But the 25-year-old Trubisky knows what's out there. He understands the criticism that comes with the territory, his Bears disappointing at 3-3 and his own personal performance putting him in the bottom tier of NFL quarterbacks.
"His confidence isn’t at an all-time high," Bears coach Matt Nagy said of Trubisky. "We’re struggling right now."
For the Bears and Trubisky to bounce back, confidence is a key. Inside of Halas Hall, the team knows his demeanor has taken a hit.
Chargers coach Anthony Lynn scouted the North Carolina product Trubisky ahead of the 2017 NFL Draft and was impressed. He saw a quarterback with a quick release, comfort on the move and a confidence in his ability to create.
"He reminded me sometimes of Aaron Rodgers," Lynn said by teleconference Wednesday.
Since arriving to the Bears as the second overall selection of that 2017 draft, Trubisky has instead failed to blend those tools into success. His release and decisions are hindered by indecisiveness. Not only is he failing to make plays, his ailing confidence is leading to missing the easy ones.
Trubisky's struggles start with the ball in his hand and a play to make. In a discouraging loss to the Saints on Sunday, Trubisky had receiver Taylor Gabriel wide open deep to the left on a third-and-5 play designed well by Nagy early in the game. His happy feet in the pocket forced an overthrow. On a third-and-2 play midway through the second quarter, he had receiver Anthony Miller open deep to the right side. More happy feet resulted in a missed opportunity.
Earlier in the second quarter, Trubisky had a run-pass option on first-and-10 in which he pulled back the football. He hesitated with two open receivers -- on a play that requires a quick decision -- and was sacked for an eight-yard loss.
On the practice fields behind Halas Hall, the Bears run these plays over and over again with relative ease. Then they get to a stadium and Trubisky's lack of confidence and indecisiveness comes into play.
Trubisky appeared to have a different edge during his weekly media session Wednesday, speaking with the sense of urgency ever present with his team.

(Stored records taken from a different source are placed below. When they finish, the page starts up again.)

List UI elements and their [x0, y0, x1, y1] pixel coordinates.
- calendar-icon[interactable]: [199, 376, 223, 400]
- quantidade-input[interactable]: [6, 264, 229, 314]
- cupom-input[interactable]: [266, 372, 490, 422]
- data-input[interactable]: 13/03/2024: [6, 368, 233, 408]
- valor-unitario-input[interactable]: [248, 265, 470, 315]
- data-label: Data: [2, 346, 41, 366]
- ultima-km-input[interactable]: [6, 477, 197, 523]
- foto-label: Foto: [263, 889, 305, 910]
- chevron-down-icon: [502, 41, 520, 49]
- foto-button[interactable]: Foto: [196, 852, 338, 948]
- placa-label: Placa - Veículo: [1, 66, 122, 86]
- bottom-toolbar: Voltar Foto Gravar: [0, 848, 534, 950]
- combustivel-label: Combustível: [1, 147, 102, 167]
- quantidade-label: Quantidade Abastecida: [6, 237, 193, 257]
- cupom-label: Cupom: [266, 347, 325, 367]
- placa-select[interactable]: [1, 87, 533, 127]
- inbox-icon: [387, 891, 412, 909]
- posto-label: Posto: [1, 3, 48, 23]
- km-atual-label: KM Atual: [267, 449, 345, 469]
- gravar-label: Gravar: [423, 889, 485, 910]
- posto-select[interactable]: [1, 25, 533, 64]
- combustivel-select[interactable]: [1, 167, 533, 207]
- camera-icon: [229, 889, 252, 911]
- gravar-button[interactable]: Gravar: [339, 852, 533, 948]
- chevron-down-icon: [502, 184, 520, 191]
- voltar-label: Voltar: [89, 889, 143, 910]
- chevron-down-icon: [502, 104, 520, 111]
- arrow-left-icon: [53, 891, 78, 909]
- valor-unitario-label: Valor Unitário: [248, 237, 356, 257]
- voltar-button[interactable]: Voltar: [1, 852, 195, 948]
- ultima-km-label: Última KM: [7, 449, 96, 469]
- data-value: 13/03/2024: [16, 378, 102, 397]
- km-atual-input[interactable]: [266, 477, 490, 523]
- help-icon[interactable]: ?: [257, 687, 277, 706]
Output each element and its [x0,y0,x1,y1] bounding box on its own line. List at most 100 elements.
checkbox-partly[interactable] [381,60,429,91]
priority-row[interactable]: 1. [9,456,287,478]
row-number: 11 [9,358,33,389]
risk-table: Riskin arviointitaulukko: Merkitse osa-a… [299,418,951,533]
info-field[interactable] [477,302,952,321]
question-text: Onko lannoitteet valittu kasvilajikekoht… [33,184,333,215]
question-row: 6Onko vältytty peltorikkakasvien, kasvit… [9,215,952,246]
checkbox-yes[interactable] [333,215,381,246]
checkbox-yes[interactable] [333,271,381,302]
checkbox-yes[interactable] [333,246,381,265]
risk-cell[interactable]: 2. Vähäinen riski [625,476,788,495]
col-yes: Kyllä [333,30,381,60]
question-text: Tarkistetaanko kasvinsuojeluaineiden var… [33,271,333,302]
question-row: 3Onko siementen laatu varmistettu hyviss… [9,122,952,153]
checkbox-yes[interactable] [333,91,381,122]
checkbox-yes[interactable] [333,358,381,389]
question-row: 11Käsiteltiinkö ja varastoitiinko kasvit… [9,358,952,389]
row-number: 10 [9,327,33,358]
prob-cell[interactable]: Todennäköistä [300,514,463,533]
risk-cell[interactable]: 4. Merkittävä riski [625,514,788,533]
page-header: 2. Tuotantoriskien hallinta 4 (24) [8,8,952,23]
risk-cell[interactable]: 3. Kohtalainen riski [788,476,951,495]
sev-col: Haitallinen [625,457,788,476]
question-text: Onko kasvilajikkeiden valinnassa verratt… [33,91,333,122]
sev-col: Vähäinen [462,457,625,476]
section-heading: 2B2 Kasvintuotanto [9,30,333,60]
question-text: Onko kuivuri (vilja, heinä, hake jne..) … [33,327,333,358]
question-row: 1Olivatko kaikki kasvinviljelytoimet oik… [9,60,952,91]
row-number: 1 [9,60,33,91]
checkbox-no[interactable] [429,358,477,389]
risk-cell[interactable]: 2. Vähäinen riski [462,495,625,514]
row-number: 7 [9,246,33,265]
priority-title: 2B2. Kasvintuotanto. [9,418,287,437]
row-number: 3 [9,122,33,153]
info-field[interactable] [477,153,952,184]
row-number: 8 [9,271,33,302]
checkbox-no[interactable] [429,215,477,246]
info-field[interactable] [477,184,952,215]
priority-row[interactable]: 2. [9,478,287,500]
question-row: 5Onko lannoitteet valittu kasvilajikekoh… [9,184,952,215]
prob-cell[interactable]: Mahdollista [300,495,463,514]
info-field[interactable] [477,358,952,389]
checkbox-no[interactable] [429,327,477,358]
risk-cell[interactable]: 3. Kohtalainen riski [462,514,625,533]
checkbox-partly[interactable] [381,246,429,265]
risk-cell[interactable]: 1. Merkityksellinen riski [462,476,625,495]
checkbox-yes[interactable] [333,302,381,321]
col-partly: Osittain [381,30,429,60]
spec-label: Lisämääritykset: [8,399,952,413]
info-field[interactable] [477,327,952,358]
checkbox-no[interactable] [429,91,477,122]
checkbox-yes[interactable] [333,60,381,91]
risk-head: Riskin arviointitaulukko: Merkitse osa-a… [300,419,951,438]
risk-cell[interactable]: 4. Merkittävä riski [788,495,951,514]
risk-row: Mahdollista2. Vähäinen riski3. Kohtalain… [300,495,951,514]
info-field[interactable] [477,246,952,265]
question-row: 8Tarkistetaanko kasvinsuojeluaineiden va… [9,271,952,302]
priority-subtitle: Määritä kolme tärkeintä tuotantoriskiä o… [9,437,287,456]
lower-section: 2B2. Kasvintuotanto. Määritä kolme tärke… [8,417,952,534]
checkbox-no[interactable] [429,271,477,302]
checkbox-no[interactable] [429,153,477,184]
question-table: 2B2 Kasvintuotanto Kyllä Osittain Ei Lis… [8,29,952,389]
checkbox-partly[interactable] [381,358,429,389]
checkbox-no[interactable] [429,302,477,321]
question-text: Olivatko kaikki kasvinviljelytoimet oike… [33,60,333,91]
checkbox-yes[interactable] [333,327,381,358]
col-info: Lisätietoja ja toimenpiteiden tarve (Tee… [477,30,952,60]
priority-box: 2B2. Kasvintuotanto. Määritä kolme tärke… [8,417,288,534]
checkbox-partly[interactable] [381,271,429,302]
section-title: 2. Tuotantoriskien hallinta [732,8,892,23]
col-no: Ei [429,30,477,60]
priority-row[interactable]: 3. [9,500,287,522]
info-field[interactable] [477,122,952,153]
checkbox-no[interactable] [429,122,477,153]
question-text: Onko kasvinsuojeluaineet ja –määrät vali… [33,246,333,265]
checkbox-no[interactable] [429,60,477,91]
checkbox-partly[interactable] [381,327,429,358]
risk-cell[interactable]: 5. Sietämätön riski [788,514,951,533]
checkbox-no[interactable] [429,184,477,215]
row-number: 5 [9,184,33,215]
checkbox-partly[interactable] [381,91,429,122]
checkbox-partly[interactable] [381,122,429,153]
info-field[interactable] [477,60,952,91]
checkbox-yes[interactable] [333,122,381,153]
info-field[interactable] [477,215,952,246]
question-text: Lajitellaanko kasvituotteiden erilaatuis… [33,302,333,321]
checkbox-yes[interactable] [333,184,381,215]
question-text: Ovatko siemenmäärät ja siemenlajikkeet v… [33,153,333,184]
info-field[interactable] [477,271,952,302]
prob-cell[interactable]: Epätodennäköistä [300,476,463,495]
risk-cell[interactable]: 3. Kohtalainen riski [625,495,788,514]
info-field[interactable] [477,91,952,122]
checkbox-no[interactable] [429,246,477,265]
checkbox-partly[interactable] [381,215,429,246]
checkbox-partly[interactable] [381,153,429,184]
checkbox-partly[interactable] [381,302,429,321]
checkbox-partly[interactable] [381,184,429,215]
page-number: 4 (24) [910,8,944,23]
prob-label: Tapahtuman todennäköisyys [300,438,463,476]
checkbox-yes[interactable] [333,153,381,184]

"My teammates respect the way I come to work every day," Trubisky said. "How I am the same person, how I push them, how much I care about this team and this offense and they know how much work I put into this. I am just going to be the same person, make sure I am pushing guys and make sure that we continue to believe in the process and that we can be the offense we know we can be."
Now in his third season, Trubisky will continue to be compared to draft classmates in the Chiefs' Patrick Mahomes, the reigning MVP, and the Texans' Deshaun Watson. It only compounds matters to his inconsistencies, which is why the Bears are careful to reference their own standards for Trubisky instead of those that others are setting in Kansas City and Houston.
Trubisky has the unwavering support of Nagy, offensive coordinator Mark Helfrich, quarterbacks coach Dave Ragone and plenty of teammates in the Bears' locker room. Finding his form hasn't proved to be an easy task. And for Trubisky, whose confidence seems more diminished by the day, the need for a breakout performance is growing.
What Trubisky needs to truly silence the outside noise is a win.
"Success has a thousand fathers," Helfrich said, paraphrasing a quote from John F. Kennedy. "But failure is an orphan."